Французскую визу мне дали на две недели, однако пограничный чиновник настаивал, что мне нельзя останавливаться в их стране, и требовал, чтобы я немедленно пересела на ближайший поезд, а оттуда — на пароход, идущий в Англию. Я, естественно, отказалась тронуться с места; последовали долгие переговоры, подкреплённые американскими долларами, и мне позволили ехать выбранным ранее маршрутом.

Я провела эти четырнадцать дней в Париже, моём любимом городе Европы, да еще и вместе с Паулой, спешно приехавшей ради меня из Берлина, и с друзьями, нарочно прибывшими из Америки — Гарри Вайнбергером, малышкой Дороти Миллер, Фрэнком и Нелли Харрис, и многими другими, причем некоторых я не видела уже пять лет. «Две недели? — возмутился Вайнбергер. — Мы продлим тебе визу хотя бы на месяц!» «Как у тебя это получится? Ведь тебя здесь не знают!» — возразила я. «Меня? Да я же приехал прямо с Конгресса юристов! Меня принимал король Англии! Меня представили президенту Республики! — возмутился Гарри. — Ничего, скоро сама всё увидишь!»

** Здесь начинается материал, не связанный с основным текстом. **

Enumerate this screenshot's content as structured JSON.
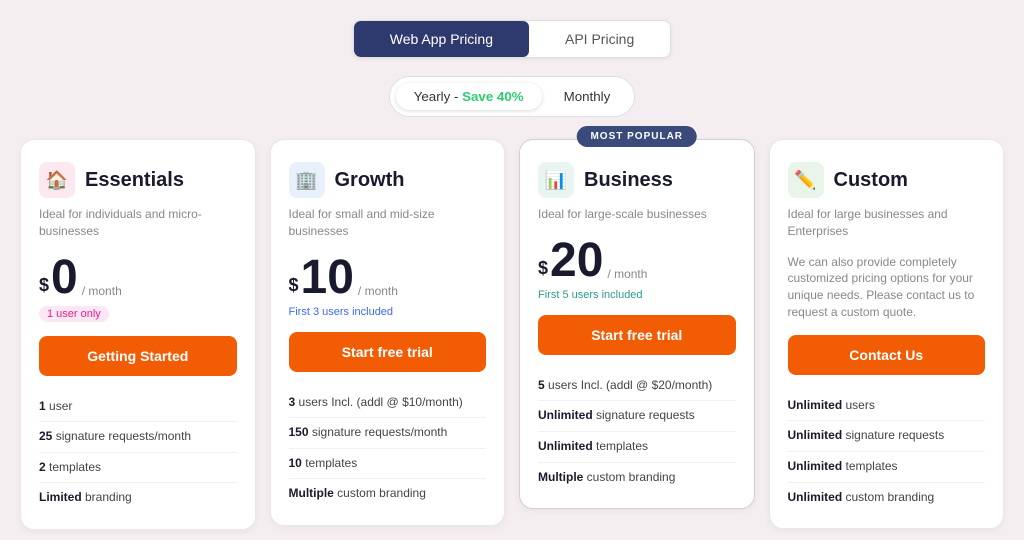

В парадном утреннем костюме, в цилиндре и с лентами на плаще, Гарри привёз меня в министерство иностранных дел Франции, где заявил, что его клиентка, мадам Кершнер, приехала из Германии для обсуждения важных дел, на что потребуется не менее месяца. Чтобы получить утвердительный ответ, чиновникам хватило одного взгляда на Гарри и его регалии. «Значит, не знают? — торжествующе воскликнул Гарри. — Ну, давай, повтори это!» Но я была кротка, как агнец, и в знак признательности предложила показать Париж ему и его коллегам, из которых мне больше всего понравился Артур Леонард Росс — это был один из редко встречающихся людей, дружба с которыми рождается мгновенно.

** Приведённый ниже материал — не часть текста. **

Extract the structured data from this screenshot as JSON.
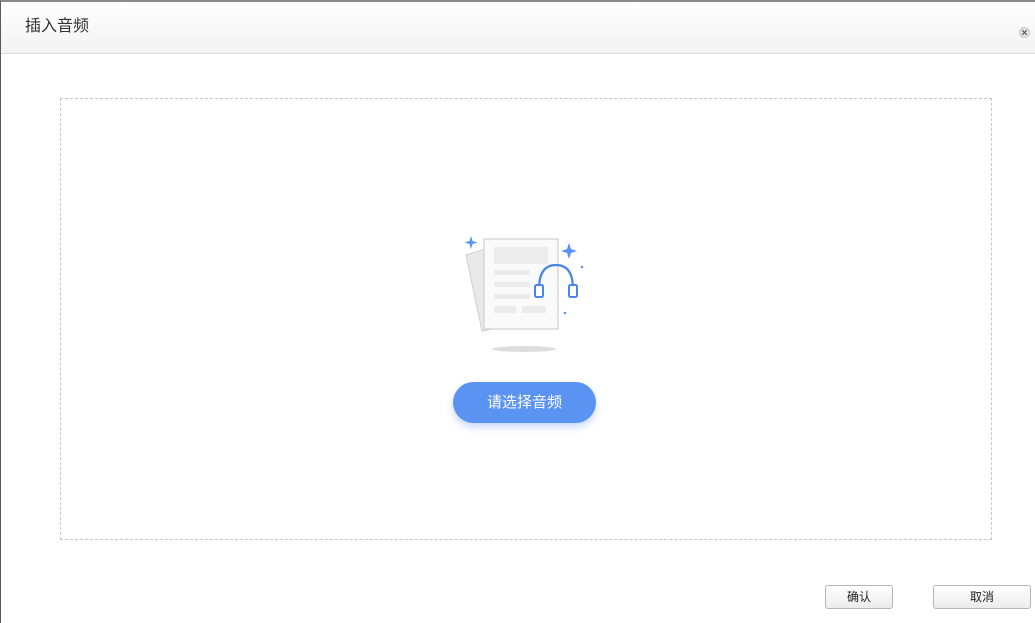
{
  "dialog": {
    "title": "插入音频",
    "close_icon": "close-circle-icon"
  },
  "dropzone": {
    "illustration_icon": "document-headphones-icon",
    "select_button_label": "请选择音频",
    "accent_color": "#5b93f2"
  },
  "footer": {
    "confirm_label": "确认",
    "cancel_label": "取消"
  }
}
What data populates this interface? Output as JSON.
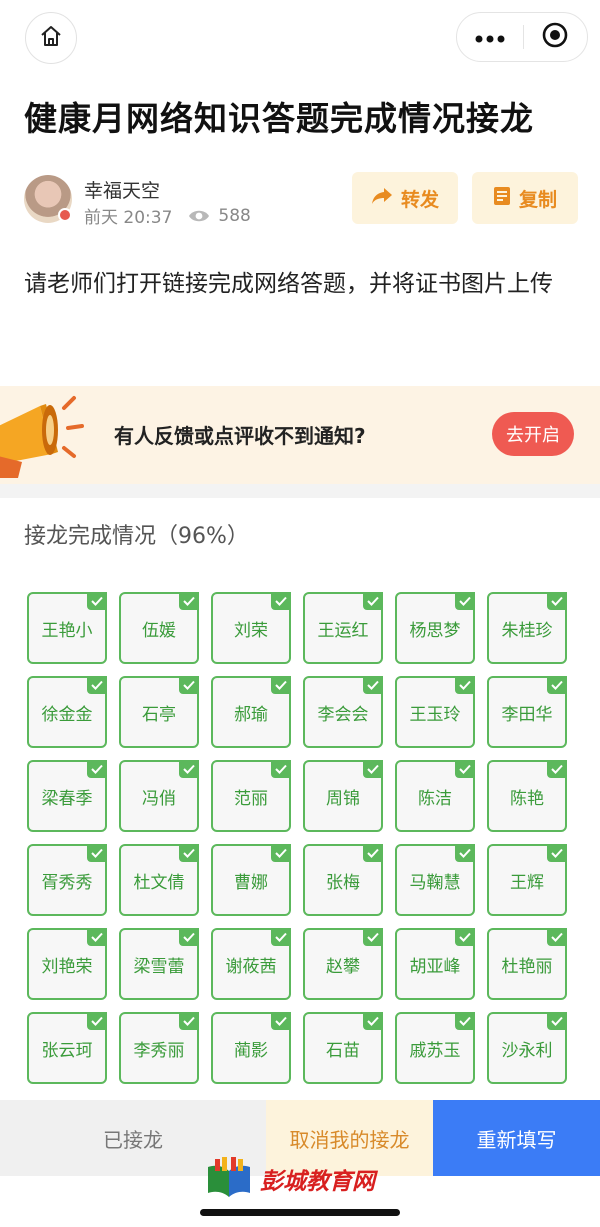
{
  "header": {
    "title": "健康月网络知识答题完成情况接龙"
  },
  "author": {
    "name": "幸福天空",
    "time": "前天 20:37",
    "views": "588"
  },
  "actions": {
    "forward_label": "转发",
    "copy_label": "复制"
  },
  "description": "请老师们打开链接完成网络答题，并将证书图片上传",
  "notice": {
    "text": "有人反馈或点评收不到通知?",
    "button_label": "去开启"
  },
  "progress": {
    "title": "接龙完成情况（96%）",
    "percent": 96
  },
  "participants": [
    "王艳小",
    "伍媛",
    "刘荣",
    "王运红",
    "杨思梦",
    "朱桂珍",
    "徐金金",
    "石亭",
    "郝瑜",
    "李会会",
    "王玉玲",
    "李田华",
    "梁春季",
    "冯俏",
    "范丽",
    "周锦",
    "陈洁",
    "陈艳",
    "胥秀秀",
    "杜文倩",
    "曹娜",
    "张梅",
    "马鞠慧",
    "王辉",
    "刘艳荣",
    "梁雪蕾",
    "谢莜茜",
    "赵攀",
    "胡亚峰",
    "杜艳丽",
    "张云珂",
    "李秀丽",
    "蔺影",
    "石苗",
    "戚苏玉",
    "沙永利"
  ],
  "bottom": {
    "done_label": "已接龙",
    "cancel_label": "取消我的接龙",
    "refill_label": "重新填写"
  },
  "watermark": {
    "text": "彭城教育网"
  },
  "colors": {
    "accent_orange": "#e88b20",
    "check_green": "#5cb85c",
    "notice_red": "#ef5a52",
    "refill_blue": "#3b7cf6"
  }
}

Несмотря на то, что ряды моих прежних друзей редели, мне везло — я легко обзаводилась новыми. Среди них была и Нелли Харрис, жена Фрэнка; раньше мы не были знакомы, но я влюбилась в нее с первого взгляда, и мне казалось, что я ей тоже пришлась по нраву. Фрэнк всё молодел: в свои шестьдесят восемь лет он всё мог пробежать двенадцать кварталов, и это после плотного обеда и обильного возлияния, от которого зашатались бы многие; его же вино делало лишь более остроумным и блистательным. Правда, был у него и недостаток — он полагал себя пупом Земли, но так ведь думало немало людей, даже в подмётки не годящихся Фрэнку. Особенно интересно он рассказывал о людях, которых повидал невероятное множество, причём совсем разных — от каменщиков и пастухов до политиков и гениев искусства и литературы. А еще Фрэнк не знал полутонов в любви и ненависти: если вы ему нравились, он вас просто боготворил, но если нет, то он начинал видеть в вас только плохое, а враги его, настоящие или мнимые, не имели шанса оправдаться. Естественно, он бывал несправедлив, и по этому поводу мы с ним часто пикировались.

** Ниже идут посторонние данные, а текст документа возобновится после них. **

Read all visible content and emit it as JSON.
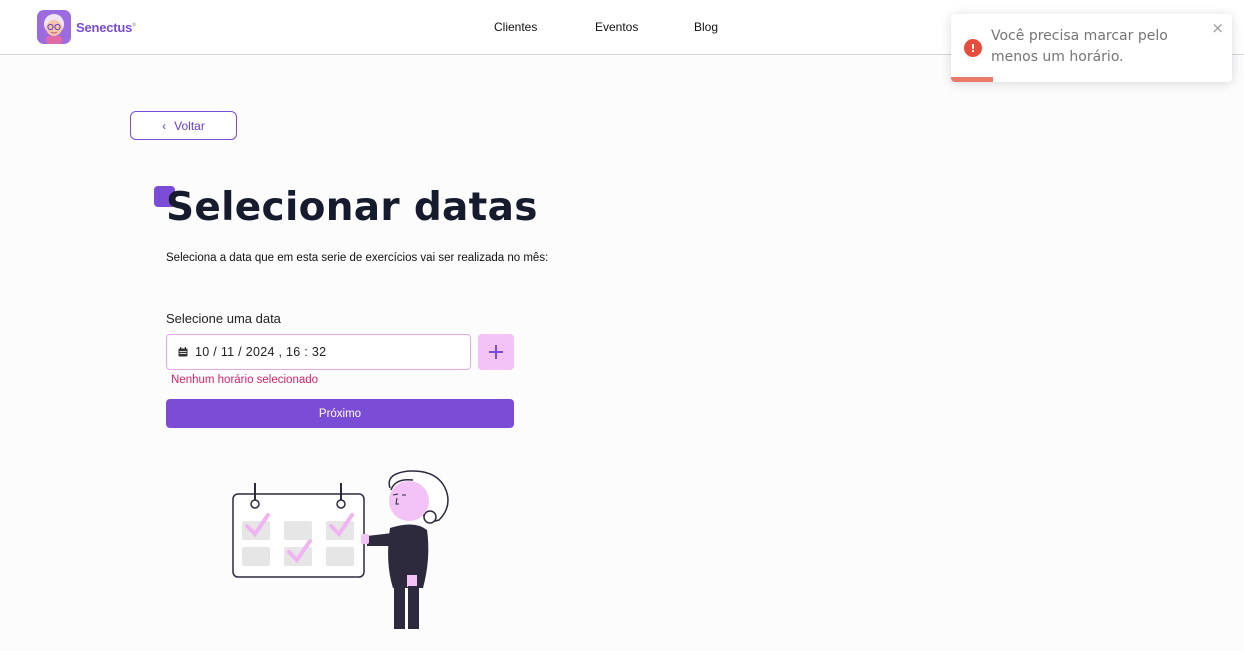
{
  "header": {
    "brand": "Senectus",
    "brand_mark": "®",
    "nav": [
      {
        "label": "Clientes"
      },
      {
        "label": "Eventos"
      },
      {
        "label": "Blog"
      }
    ]
  },
  "toast": {
    "icon": "exclamation-circle-icon",
    "icon_glyph": "!",
    "message": "Você precisa marcar pelo menos um horário.",
    "close_glyph": "×",
    "progress": 0.15,
    "color": "#e74c3c"
  },
  "back_button": {
    "label": "Voltar",
    "icon": "chevron-left-icon",
    "glyph": "‹"
  },
  "page": {
    "title": "Selecionar datas",
    "subtitle": "Seleciona a data que em esta serie de exercícios vai ser realizada no mês:"
  },
  "form": {
    "date_label": "Selecione uma data",
    "date_value": "10 / 11 / 2024 , 16 : 32",
    "add_icon": "plus-icon",
    "error": "Nenhum horário selecionado",
    "next_label": "Próximo"
  },
  "colors": {
    "accent": "#7b4cd6",
    "pink": "#f3c2f7",
    "error": "#d6236a",
    "toast_error": "#e74c3c"
  }
}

Пожив в Париже, я уже не хотела ехать в Лондон, боясь его туманов, уныния и холода, но Фрэнк уговаривал меня не тянуть с отъездом: приближались выборы, на которых лейбористы, скорее всего, потерпят поражение, а тори плевать на мою визу. Чтобы подбодрить меня, он говорил об интересных людях, с которыми мне предстоит познакомиться, о том, что они помогут мне бороться за права российских политзаключенных и устроят для меня лекции. Фрэнк был очень участлив, но он не мог обелить в моих глазах лондонские осень и зиму; но если мне удалось получить еще одну французскую визу, Англия стала бы для меня не такой унылой… Увы, Гарри Вайнбергер уплыл, а прочие из тех, кого я знала в Париже, не имели влиятельных знакомств, достаточных, чтобы помочь мне вернуться.

Несколько обнадёжила меня встреча с Эрнестом Хемингуэем, случившаяся на вечеринке, которую давал Форд Мэддокс Форд. Это было бы совсем скучно, если бы не появился Хемингуэй, простотой и великодушием напомнивший мне Джека Лондона и Джона Рида. Он пригласил меня на обед, на котором был и один газетчик, который, как считал Эрнест, мог бы помочь мне с визой. И хотя Хемингуэй изо всех сил старался быть гостеприимным хозяином и эдаким рубахой-парнем, его друг-журналист не только не произвел на меня впечатления, но и не смог ничем мне помочь, хотя обещал довольно много; вместо этого он тиснул в своей газетенке якобы беседу со мной о России, но на самом деле в этом интервью не было ни слова правды.